IN the final post of my festive blogs, we will talk about one of the biggest issues of all – alcohol. Festive celebrations and alcohol go hand in hand. But what are the impacts of regular alcohol consumption on boxers and how does it affect training, body composition and recovery.

1. Calories
WE briefly spoke about how many calories are in various alcoholic drinks in this blog. For example, six pints of standard premium larger can contain the equivalent of three or four large takeaway burgers, approximately 1,080 kcal. These extra calories can be stored as excess body fat, which will begin to ruin your body composition. As a boxer, you want the highest amount of muscle-mass and the smallest amount of fat mass as this generates the highest level of force production from punches, while helping to maintain your overall weight. Alcohol could ruin all this hard work.

2. Fat-burning
TO further add to its negative effect on body composition, alcohol seems to have a negative influence on the ability of the body to ‘burn fat’. An important stage of making weight for boxers, is to reduce their fat mass. Therefore, leading up to a weigh-in, consuming alcohol could negatively influence their ability to burn fat, and to make weight.

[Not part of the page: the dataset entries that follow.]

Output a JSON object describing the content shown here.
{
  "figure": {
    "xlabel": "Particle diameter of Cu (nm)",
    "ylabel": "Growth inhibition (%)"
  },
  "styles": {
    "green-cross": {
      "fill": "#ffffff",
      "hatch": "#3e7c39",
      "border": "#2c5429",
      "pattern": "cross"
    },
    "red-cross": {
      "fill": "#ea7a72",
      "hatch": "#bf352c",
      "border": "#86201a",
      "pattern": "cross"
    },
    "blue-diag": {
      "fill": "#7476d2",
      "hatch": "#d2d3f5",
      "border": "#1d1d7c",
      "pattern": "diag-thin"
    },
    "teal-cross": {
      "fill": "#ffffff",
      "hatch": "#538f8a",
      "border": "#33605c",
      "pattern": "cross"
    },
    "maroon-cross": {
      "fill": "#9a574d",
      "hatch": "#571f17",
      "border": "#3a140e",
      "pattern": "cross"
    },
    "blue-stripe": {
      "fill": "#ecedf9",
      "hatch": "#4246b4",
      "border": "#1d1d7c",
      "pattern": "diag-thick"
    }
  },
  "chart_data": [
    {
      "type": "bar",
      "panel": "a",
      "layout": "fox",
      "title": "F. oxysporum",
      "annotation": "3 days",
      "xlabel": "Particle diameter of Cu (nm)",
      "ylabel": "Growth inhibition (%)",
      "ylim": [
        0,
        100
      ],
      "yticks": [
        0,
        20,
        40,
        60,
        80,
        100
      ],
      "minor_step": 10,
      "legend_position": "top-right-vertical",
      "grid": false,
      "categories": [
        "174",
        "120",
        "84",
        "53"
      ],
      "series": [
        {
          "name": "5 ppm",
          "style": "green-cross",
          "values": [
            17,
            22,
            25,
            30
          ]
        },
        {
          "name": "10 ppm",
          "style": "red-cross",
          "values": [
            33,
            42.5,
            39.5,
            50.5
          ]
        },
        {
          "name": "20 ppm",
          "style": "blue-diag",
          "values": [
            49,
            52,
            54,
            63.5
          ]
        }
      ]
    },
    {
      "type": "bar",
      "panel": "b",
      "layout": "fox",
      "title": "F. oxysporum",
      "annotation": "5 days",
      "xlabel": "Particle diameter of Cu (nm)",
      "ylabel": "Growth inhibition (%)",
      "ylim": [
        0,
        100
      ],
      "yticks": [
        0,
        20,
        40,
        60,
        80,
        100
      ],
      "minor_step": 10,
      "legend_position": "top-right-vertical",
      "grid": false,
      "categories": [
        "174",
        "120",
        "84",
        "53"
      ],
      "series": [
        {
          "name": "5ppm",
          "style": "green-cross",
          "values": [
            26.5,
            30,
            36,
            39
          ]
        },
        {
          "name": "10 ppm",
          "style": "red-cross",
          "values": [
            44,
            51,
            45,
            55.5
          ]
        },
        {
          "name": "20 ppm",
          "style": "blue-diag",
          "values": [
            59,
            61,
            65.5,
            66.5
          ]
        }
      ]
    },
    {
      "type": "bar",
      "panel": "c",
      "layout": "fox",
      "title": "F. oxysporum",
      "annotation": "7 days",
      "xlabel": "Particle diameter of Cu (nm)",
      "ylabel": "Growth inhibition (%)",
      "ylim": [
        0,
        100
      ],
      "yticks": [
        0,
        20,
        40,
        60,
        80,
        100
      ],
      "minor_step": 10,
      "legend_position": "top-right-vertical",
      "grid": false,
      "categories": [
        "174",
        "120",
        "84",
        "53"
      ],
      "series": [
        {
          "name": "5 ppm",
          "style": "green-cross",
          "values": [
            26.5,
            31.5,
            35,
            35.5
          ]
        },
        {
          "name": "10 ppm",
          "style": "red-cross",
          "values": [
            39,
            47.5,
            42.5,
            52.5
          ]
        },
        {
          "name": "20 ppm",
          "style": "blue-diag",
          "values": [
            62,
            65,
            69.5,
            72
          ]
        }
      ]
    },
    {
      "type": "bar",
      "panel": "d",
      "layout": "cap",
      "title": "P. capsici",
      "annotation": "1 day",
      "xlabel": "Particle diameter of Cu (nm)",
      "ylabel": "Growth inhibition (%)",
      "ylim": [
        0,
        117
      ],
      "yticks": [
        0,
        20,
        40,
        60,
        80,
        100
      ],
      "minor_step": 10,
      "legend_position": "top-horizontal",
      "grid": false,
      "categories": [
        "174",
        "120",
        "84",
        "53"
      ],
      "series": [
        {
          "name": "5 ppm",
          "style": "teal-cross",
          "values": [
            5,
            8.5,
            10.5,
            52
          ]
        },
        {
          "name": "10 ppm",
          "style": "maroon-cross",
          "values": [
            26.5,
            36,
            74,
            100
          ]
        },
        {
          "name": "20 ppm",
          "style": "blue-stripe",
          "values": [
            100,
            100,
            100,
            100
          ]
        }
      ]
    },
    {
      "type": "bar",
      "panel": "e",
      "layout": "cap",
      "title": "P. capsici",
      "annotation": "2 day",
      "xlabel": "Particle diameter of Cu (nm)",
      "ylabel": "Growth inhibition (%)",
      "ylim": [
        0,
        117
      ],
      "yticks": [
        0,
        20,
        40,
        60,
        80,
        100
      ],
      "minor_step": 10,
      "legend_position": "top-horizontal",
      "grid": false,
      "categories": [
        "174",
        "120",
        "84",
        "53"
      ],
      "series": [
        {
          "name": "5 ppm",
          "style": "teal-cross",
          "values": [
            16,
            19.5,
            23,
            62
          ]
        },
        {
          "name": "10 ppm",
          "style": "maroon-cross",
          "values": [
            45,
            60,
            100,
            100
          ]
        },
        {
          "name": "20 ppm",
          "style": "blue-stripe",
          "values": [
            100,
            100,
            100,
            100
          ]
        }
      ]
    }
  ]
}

3. Muscle Building and Maintenance
As well as the addition of excess calories, alcohol consumption also blunts muscle recovery and muscle building following training sessions. Compared to a good source of protein, alcohol has been shown to reduce the muscle growth response after exercise. Interestingly, even when protein is ingested alongside alcohol, you still have a large reduction in the muscle-building response. Simply put, alcohol blunts your muscle building response, which is vital for boxers!

4. Recovery
IT is not just the ability of your muscles to recover that is effected after alcohol ingestion. As little as three small glasses of wine can reduce your force and strength capabilities in the given day. In a sport where force and power production are key factors of success in both training and competition, alcohol probably isn’t the best choice!

5. Training
FINALLY, a small amount of alcohol has been shown to slow reaction times and affect your brain’s ability to process information quickly, up to 24 hours after drinking. Therefore, in the 24 hours following alcohol consumption, your training and performance will be affected. Therefore, if you are looking to get the most out of training periods, alcohol isn’t the way forward!

Having said all this, it is important to understand that the festive period is there to be enjoyed and that drinking can be part and parcel of that. Picking and choosing the right moments to celebrate is most definitely key and being tactical about it could help you find a happy medium between training and relaxing.